Moutoussamy-Ashe, who lived with Gullah residents in the Daufuskie Island community while documenting their lives over five years, said she wants the photos to serve a larger population in addition to her goal of establishing DIGS as an endowed scholarship.

“Back then on this isolated island, it was as if time had stood still. They had their own distinct culture and dialect,” she said of the Gullah Geechee people, descendants of Africans – many of them West Africans – who were enslaved on the rice, indigo and cotton plantations of the lower Atlantic coast. Theirs is the only distinctly African creole language in the United States.

On Tuesday afternoon, Moutoussamy-Ashe led a Masterclass with about 30 students in N.C. A&T’s Visual Arts Program.
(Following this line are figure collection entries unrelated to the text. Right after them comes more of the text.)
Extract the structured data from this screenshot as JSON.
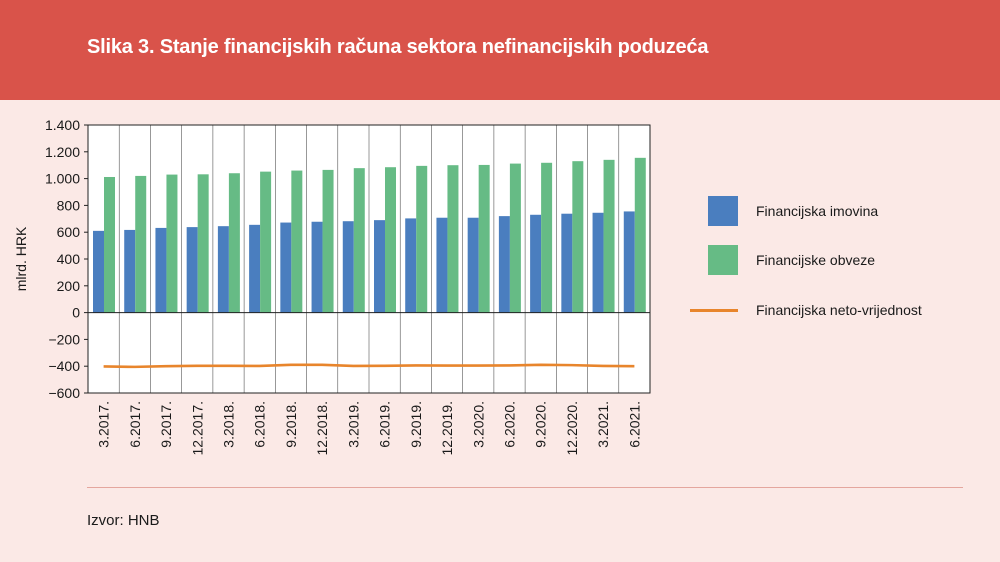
{
  "header": {
    "title": "Slika 3. Stanje financijskih računa sektora nefinancijskih poduzeća"
  },
  "footer": {
    "source": "Izvor: HNB"
  },
  "colors": {
    "header_bg": "#d9534a",
    "background": "#fbe9e6",
    "plot_bg": "#ffffff",
    "assets": "#4a7ebf",
    "liabilities": "#66bb85",
    "net_worth": "#e8852c"
  },
  "chart_data": {
    "type": "bar",
    "title": "",
    "xlabel": "",
    "ylabel": "mlrd. HRK",
    "ylim": [
      -600,
      1400
    ],
    "yticks": [
      -600,
      -400,
      -200,
      0,
      200,
      400,
      600,
      800,
      1000,
      1200,
      1400
    ],
    "ytick_labels": [
      "−600",
      "−400",
      "−200",
      "0",
      "200",
      "400",
      "600",
      "800",
      "1.000",
      "1.200",
      "1.400"
    ],
    "grid": "vertical",
    "legend_position": "right",
    "categories": [
      "3.2017.",
      "6.2017.",
      "9.2017.",
      "12.2017.",
      "3.2018.",
      "6.2018.",
      "9.2018.",
      "12.2018.",
      "3.2019.",
      "6.2019.",
      "9.2019.",
      "12.2019.",
      "3.2020.",
      "6.2020.",
      "9.2020.",
      "12.2020.",
      "3.2021.",
      "6.2021."
    ],
    "series": [
      {
        "name": "Financijska imovina",
        "type": "bar",
        "values": [
          610,
          617,
          632,
          638,
          645,
          655,
          672,
          678,
          682,
          690,
          703,
          708,
          708,
          720,
          730,
          738,
          745,
          755
        ]
      },
      {
        "name": "Financijske obveze",
        "type": "bar",
        "values": [
          1012,
          1020,
          1030,
          1032,
          1040,
          1052,
          1060,
          1065,
          1078,
          1085,
          1095,
          1100,
          1102,
          1112,
          1118,
          1130,
          1140,
          1155
        ]
      },
      {
        "name": "Financijska neto-vrijednost",
        "type": "line",
        "values": [
          -402,
          -405,
          -400,
          -397,
          -397,
          -398,
          -390,
          -390,
          -398,
          -397,
          -394,
          -395,
          -395,
          -394,
          -390,
          -392,
          -398,
          -400
        ]
      }
    ]
  }
}
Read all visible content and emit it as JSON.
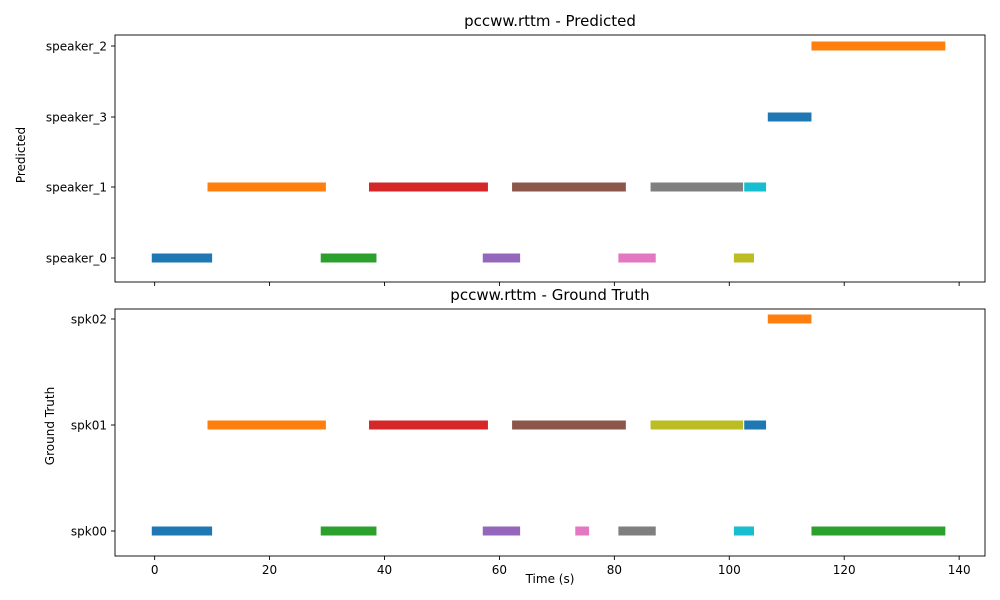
{
  "chart_data": [
    {
      "type": "timeline",
      "title": "pccww.rttm - Predicted",
      "ylabel": "Predicted",
      "xlabel": "",
      "xlim": [
        -6.9,
        144.5
      ],
      "show_xtick_labels": false,
      "xticks": [
        "0",
        "20",
        "40",
        "60",
        "80",
        "100",
        "120",
        "140"
      ],
      "categories": [
        "speaker_0",
        "speaker_1",
        "speaker_3",
        "speaker_2"
      ],
      "segments": [
        {
          "speaker": "speaker_0",
          "start": -0.5,
          "end": 10.0,
          "color": "#1f77b4"
        },
        {
          "speaker": "speaker_1",
          "start": 9.2,
          "end": 29.8,
          "color": "#ff7f0e"
        },
        {
          "speaker": "speaker_0",
          "start": 28.9,
          "end": 38.6,
          "color": "#2ca02c"
        },
        {
          "speaker": "speaker_1",
          "start": 37.3,
          "end": 58.0,
          "color": "#d62728"
        },
        {
          "speaker": "speaker_0",
          "start": 57.1,
          "end": 63.6,
          "color": "#9467bd"
        },
        {
          "speaker": "speaker_1",
          "start": 62.2,
          "end": 82.0,
          "color": "#8c564b"
        },
        {
          "speaker": "speaker_0",
          "start": 80.7,
          "end": 87.2,
          "color": "#e377c2"
        },
        {
          "speaker": "speaker_1",
          "start": 86.3,
          "end": 102.4,
          "color": "#7f7f7f"
        },
        {
          "speaker": "speaker_0",
          "start": 100.8,
          "end": 104.3,
          "color": "#bcbd22"
        },
        {
          "speaker": "speaker_1",
          "start": 102.6,
          "end": 106.4,
          "color": "#17becf"
        },
        {
          "speaker": "speaker_3",
          "start": 106.7,
          "end": 114.3,
          "color": "#1f77b4"
        },
        {
          "speaker": "speaker_2",
          "start": 114.3,
          "end": 137.6,
          "color": "#ff7f0e"
        }
      ]
    },
    {
      "type": "timeline",
      "title": "pccww.rttm - Ground Truth",
      "ylabel": "Ground Truth",
      "xlabel": "Time (s)",
      "xlim": [
        -6.9,
        144.5
      ],
      "show_xtick_labels": true,
      "xticks": [
        "0",
        "20",
        "40",
        "60",
        "80",
        "100",
        "120",
        "140"
      ],
      "categories": [
        "spk00",
        "spk01",
        "spk02"
      ],
      "segments": [
        {
          "speaker": "spk00",
          "start": -0.5,
          "end": 10.0,
          "color": "#1f77b4"
        },
        {
          "speaker": "spk01",
          "start": 9.2,
          "end": 29.8,
          "color": "#ff7f0e"
        },
        {
          "speaker": "spk00",
          "start": 28.9,
          "end": 38.6,
          "color": "#2ca02c"
        },
        {
          "speaker": "spk01",
          "start": 37.3,
          "end": 58.0,
          "color": "#d62728"
        },
        {
          "speaker": "spk00",
          "start": 57.1,
          "end": 63.6,
          "color": "#9467bd"
        },
        {
          "speaker": "spk01",
          "start": 62.2,
          "end": 82.0,
          "color": "#8c564b"
        },
        {
          "speaker": "spk00",
          "start": 73.2,
          "end": 75.6,
          "color": "#e377c2"
        },
        {
          "speaker": "spk00",
          "start": 80.7,
          "end": 87.2,
          "color": "#7f7f7f"
        },
        {
          "speaker": "spk01",
          "start": 86.3,
          "end": 102.4,
          "color": "#bcbd22"
        },
        {
          "speaker": "spk00",
          "start": 100.8,
          "end": 104.3,
          "color": "#17becf"
        },
        {
          "speaker": "spk01",
          "start": 102.6,
          "end": 106.4,
          "color": "#1f77b4"
        },
        {
          "speaker": "spk02",
          "start": 106.7,
          "end": 114.3,
          "color": "#ff7f0e"
        },
        {
          "speaker": "spk00",
          "start": 114.3,
          "end": 137.6,
          "color": "#2ca02c"
        }
      ]
    }
  ]
}
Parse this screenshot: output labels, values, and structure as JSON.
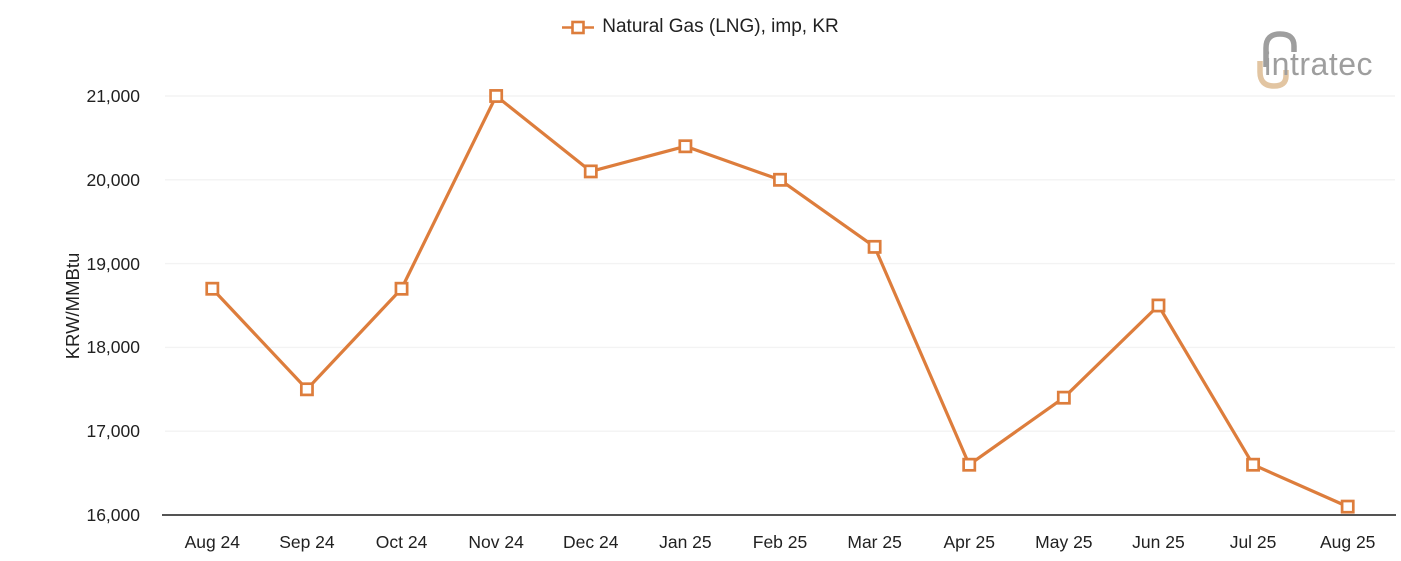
{
  "legend": {
    "label": "Natural Gas (LNG), imp, KR"
  },
  "logo": {
    "brand": "intratec"
  },
  "colors": {
    "accent": "#DD7D3C",
    "grid": "#F3F3F3",
    "axis": "#545454",
    "text": "#212121",
    "logo_gray": "#9E9E9E",
    "logo_tan": "#E2C5A2",
    "marker_fill": "#FFFFFF"
  },
  "chart_data": {
    "type": "line",
    "title": "Natural Gas (LNG), imp, KR",
    "xlabel": "",
    "ylabel": "KRW/MMBtu",
    "categories": [
      "Aug 24",
      "Sep 24",
      "Oct 24",
      "Nov 24",
      "Dec 24",
      "Jan 25",
      "Feb 25",
      "Mar 25",
      "Apr 25",
      "May 25",
      "Jun 25",
      "Jul 25",
      "Aug 25"
    ],
    "values": [
      18700,
      17500,
      18700,
      21000,
      20100,
      20400,
      20000,
      19200,
      16600,
      17400,
      18500,
      16600,
      16100
    ],
    "ylim": [
      16000,
      21000
    ],
    "yticks": [
      16000,
      17000,
      18000,
      19000,
      20000,
      21000
    ],
    "ytick_labels": [
      "16,000",
      "17,000",
      "18,000",
      "19,000",
      "20,000",
      "21,000"
    ],
    "grid": "horizontal-light",
    "legend_position": "top-center",
    "marker": "open-square",
    "line_width": 3.2
  }
}
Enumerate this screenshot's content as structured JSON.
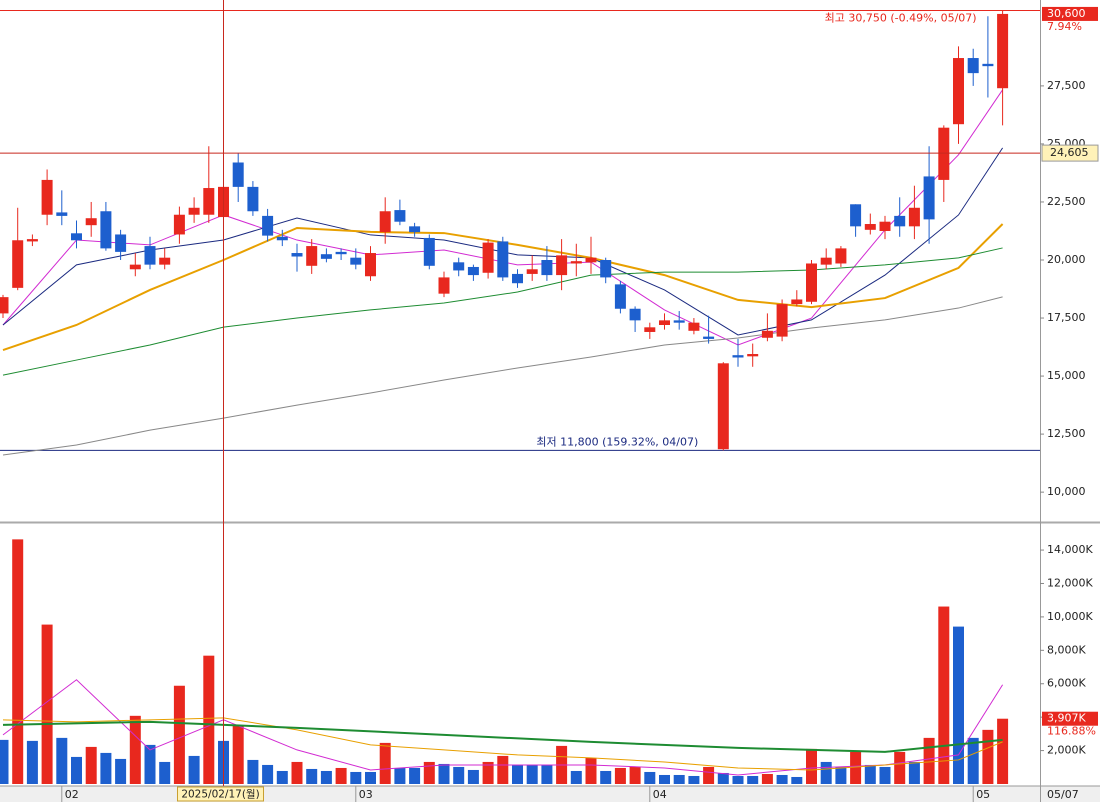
{
  "chart_data": [
    {
      "type": "candlestick",
      "open": [
        17700,
        18800,
        20800,
        21950,
        22050,
        21150,
        21500,
        22100,
        21100,
        19600,
        20600,
        19800,
        21100,
        21950,
        21950,
        21850,
        24200,
        23150,
        21900,
        21000,
        20300,
        19750,
        20250,
        20350,
        20100,
        19300,
        21200,
        22150,
        21450,
        20950,
        18550,
        19900,
        19700,
        19450,
        20800,
        19400,
        19400,
        20000,
        19350,
        19850,
        19900,
        20000,
        18950,
        17900,
        16900,
        17200,
        17400,
        16950,
        16700,
        11850,
        15900,
        15850,
        16650,
        16700,
        18100,
        18200,
        19800,
        19850,
        22400,
        21300,
        21250,
        21900,
        21450,
        23600,
        23450,
        25850,
        28700,
        28450,
        27400
      ],
      "high": [
        18500,
        22250,
        21100,
        23900,
        23000,
        21700,
        22500,
        22500,
        21300,
        20300,
        21000,
        20500,
        22300,
        22700,
        24900,
        24300,
        24600,
        23400,
        22200,
        21300,
        20700,
        20900,
        20500,
        20500,
        20500,
        20600,
        22700,
        22600,
        21600,
        21100,
        19500,
        20100,
        19800,
        20900,
        21000,
        19600,
        20200,
        20600,
        20900,
        20700,
        21000,
        20100,
        19100,
        18000,
        17300,
        17700,
        17800,
        17500,
        17600,
        15600,
        16600,
        16400,
        17700,
        18300,
        18700,
        20000,
        20500,
        20600,
        22400,
        22000,
        21900,
        22700,
        23200,
        24900,
        25800,
        29200,
        29100,
        30500,
        30750
      ],
      "low": [
        17500,
        18700,
        20600,
        21500,
        21500,
        20500,
        21000,
        20400,
        20000,
        19300,
        19600,
        19600,
        20700,
        21600,
        21600,
        21600,
        22500,
        21900,
        20800,
        20600,
        19500,
        19400,
        19900,
        20000,
        19600,
        19100,
        20700,
        21500,
        21000,
        19600,
        18400,
        19300,
        19100,
        19200,
        19100,
        18800,
        19100,
        19100,
        18700,
        19300,
        19400,
        19000,
        17700,
        16900,
        16600,
        17000,
        17000,
        16800,
        16400,
        11800,
        15400,
        15400,
        16500,
        16500,
        18000,
        18100,
        19600,
        19700,
        21000,
        21100,
        20900,
        21000,
        20900,
        20700,
        22500,
        25000,
        27500,
        27000,
        25800
      ],
      "close": [
        18400,
        20850,
        20900,
        23450,
        21900,
        20850,
        21800,
        20500,
        20350,
        19800,
        19800,
        20100,
        21950,
        22250,
        23100,
        23150,
        23150,
        22100,
        21050,
        20850,
        20150,
        20600,
        20050,
        20250,
        19800,
        20300,
        22100,
        21650,
        21200,
        19750,
        19250,
        19550,
        19350,
        20750,
        19250,
        19000,
        19600,
        19350,
        20200,
        19950,
        20100,
        19250,
        17900,
        17400,
        17100,
        17400,
        17300,
        17300,
        16600,
        15550,
        15800,
        15950,
        16950,
        18100,
        18300,
        19850,
        20100,
        20500,
        21450,
        21550,
        21650,
        21450,
        22250,
        21750,
        25700,
        28700,
        28050,
        28350,
        30600
      ],
      "up_color": "#e8281e",
      "down_color": "#1d5fce",
      "ylim": [
        8800,
        31200
      ],
      "yticks": [
        {
          "value": 10000,
          "label": "10,000"
        },
        {
          "value": 12500,
          "label": "12,500"
        },
        {
          "value": 15000,
          "label": "15,000"
        },
        {
          "value": 17500,
          "label": "17,500"
        },
        {
          "value": 20000,
          "label": "20,000"
        },
        {
          "value": 22500,
          "label": "22,500"
        },
        {
          "value": 25000,
          "label": "25,000"
        },
        {
          "value": 27500,
          "label": "27,500"
        }
      ],
      "series": [
        {
          "color": "#d22bd2",
          "x": [
            0,
            5,
            10,
            15,
            20,
            25,
            30,
            35,
            40,
            45,
            50,
            55,
            60,
            65,
            68
          ],
          "values": [
            17200,
            20860,
            20650,
            21940,
            20860,
            20220,
            20430,
            19790,
            19910,
            17850,
            16340,
            17500,
            21300,
            24530,
            27330
          ]
        },
        {
          "color": "#1b2a80",
          "x": [
            0,
            5,
            10,
            15,
            20,
            25,
            30,
            35,
            40,
            45,
            50,
            55,
            60,
            65,
            68
          ],
          "values": [
            17200,
            19790,
            20430,
            20860,
            21810,
            21080,
            20860,
            20220,
            20090,
            18710,
            16770,
            17420,
            19350,
            21940,
            24830
          ]
        },
        {
          "color": "#e8a000",
          "x": [
            0,
            5,
            10,
            15,
            20,
            25,
            30,
            35,
            40,
            45,
            50,
            55,
            60,
            65,
            68
          ],
          "values": [
            16120,
            17200,
            18710,
            20000,
            21380,
            21210,
            21160,
            20650,
            20090,
            19350,
            18280,
            17970,
            18360,
            19660,
            21550
          ]
        },
        {
          "color": "#1e8c32",
          "x": [
            0,
            5,
            10,
            15,
            20,
            25,
            30,
            35,
            40,
            45,
            50,
            55,
            60,
            65,
            68
          ],
          "values": [
            15040,
            15690,
            16340,
            17110,
            17500,
            17850,
            18150,
            18620,
            19350,
            19480,
            19480,
            19570,
            19790,
            20090,
            20520
          ]
        },
        {
          "color": "#888888",
          "x": [
            0,
            5,
            10,
            15,
            20,
            25,
            30,
            35,
            40,
            45,
            50,
            55,
            60,
            65,
            68
          ],
          "values": [
            11600,
            12030,
            12670,
            13190,
            13750,
            14270,
            14830,
            15350,
            15820,
            16340,
            16640,
            17070,
            17420,
            17930,
            18410
          ]
        }
      ],
      "high_marker": {
        "value": 30750,
        "label": "최고 30,750 (-0.49%, 05/07)",
        "color": "#e8281e"
      },
      "low_marker": {
        "value": 11800,
        "label": "최저 11,800 (159.32%, 04/07)",
        "color": "#1b2a80"
      },
      "current_price": {
        "value": 30600,
        "label": "30,600"
      },
      "current_change": "7.94%",
      "crosshair_price": {
        "value": 24605,
        "label": "24,605"
      }
    },
    {
      "type": "bar",
      "categories": [
        null,
        null,
        null,
        null,
        "02",
        null,
        null,
        null,
        null,
        null,
        null,
        null,
        null,
        null,
        null,
        "2025/02/17(월)",
        null,
        null,
        null,
        null,
        null,
        null,
        null,
        null,
        "03",
        null,
        null,
        null,
        null,
        null,
        null,
        null,
        null,
        null,
        null,
        null,
        null,
        null,
        null,
        null,
        null,
        null,
        null,
        null,
        "04",
        null,
        null,
        null,
        null,
        null,
        null,
        null,
        null,
        null,
        null,
        null,
        null,
        null,
        null,
        null,
        null,
        null,
        null,
        null,
        null,
        null,
        "05",
        null,
        null
      ],
      "crosshair_category": "2025/02/17(월)",
      "last_date": "05/07",
      "values": [
        2640,
        14640,
        2580,
        9540,
        2760,
        1620,
        2220,
        1860,
        1500,
        4080,
        2340,
        1320,
        5880,
        1680,
        7680,
        2580,
        3480,
        1440,
        1140,
        780,
        1320,
        900,
        780,
        960,
        720,
        720,
        2460,
        960,
        960,
        1320,
        1200,
        1020,
        840,
        1320,
        1680,
        1140,
        1140,
        1140,
        2280,
        780,
        1560,
        780,
        960,
        1020,
        720,
        540,
        540,
        480,
        1020,
        660,
        480,
        480,
        600,
        540,
        420,
        2100,
        1320,
        1020,
        1920,
        1140,
        1020,
        1920,
        1320,
        2760,
        10620,
        9420,
        2760,
        3240,
        3907
      ],
      "up_color": "#e8281e",
      "down_color": "#1d5fce",
      "ylim": [
        0,
        15500
      ],
      "yticks": [
        {
          "value": 2000,
          "label": "2,000K"
        },
        {
          "value": 4000,
          "label": "4,000K"
        },
        {
          "value": 6000,
          "label": "6,000K"
        },
        {
          "value": 8000,
          "label": "8,000K"
        },
        {
          "value": 10000,
          "label": "10,000K"
        },
        {
          "value": 12000,
          "label": "12,000K"
        },
        {
          "value": 14000,
          "label": "14,000K"
        }
      ],
      "series": [
        {
          "color": "#d22bd2",
          "x": [
            0,
            5,
            10,
            15,
            20,
            25,
            30,
            35,
            40,
            45,
            50,
            55,
            60,
            65,
            68
          ],
          "values": [
            2940,
            6240,
            2040,
            3840,
            2040,
            840,
            1140,
            1140,
            1140,
            960,
            540,
            960,
            1140,
            1740,
            5940
          ]
        },
        {
          "color": "#e8a000",
          "x": [
            0,
            5,
            10,
            15,
            20,
            25,
            30,
            35,
            40,
            45,
            50,
            55,
            60,
            65,
            68
          ],
          "values": [
            3840,
            3720,
            3840,
            3960,
            3240,
            2340,
            2040,
            1740,
            1560,
            1320,
            960,
            840,
            1140,
            1440,
            2520
          ]
        },
        {
          "color": "#1e8c32",
          "x": [
            0,
            10,
            20,
            30,
            40,
            50,
            60,
            68
          ],
          "values": [
            3540,
            3720,
            3360,
            2940,
            2520,
            2160,
            1920,
            2640
          ]
        }
      ],
      "current_volume": {
        "value": 3907,
        "label": "3,907K"
      },
      "volume_ratio": "116.88%"
    }
  ]
}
She told them her interest in the Gullah culture took root when she studied abroad in West Africa during her junior year at Cooper Union School of Art (now called The School of Art at The Cooper Union) in New York City.

“It’s important to tell your story,” she said while inviting the students to introduce themselves and explain why they chose to study at N.C. A&T.

D’Andre Fields, a junior studying visual arts and design, said he has always been an artist at heart and has been drawing since he was 4.

“I wanted to be around people who looked like me while I try to better myself,” Fields said of his decision to enroll at N.C. A&T.

Ashley Franklin, a senior, said she changed her major from fashion merchandising and design to criminal justice and finally to visual arts and design.

But Franklin’s plan has always been to “give voice to the voiceless and stand up for them. That hasn’t changed. That’s still the goal,” she said.

“Art gives you a voice. You create it and it explains itself,” said Moutoussamy-Ashe. “I think it’s so important that you love the work you do. What you do with it, it can transform lives."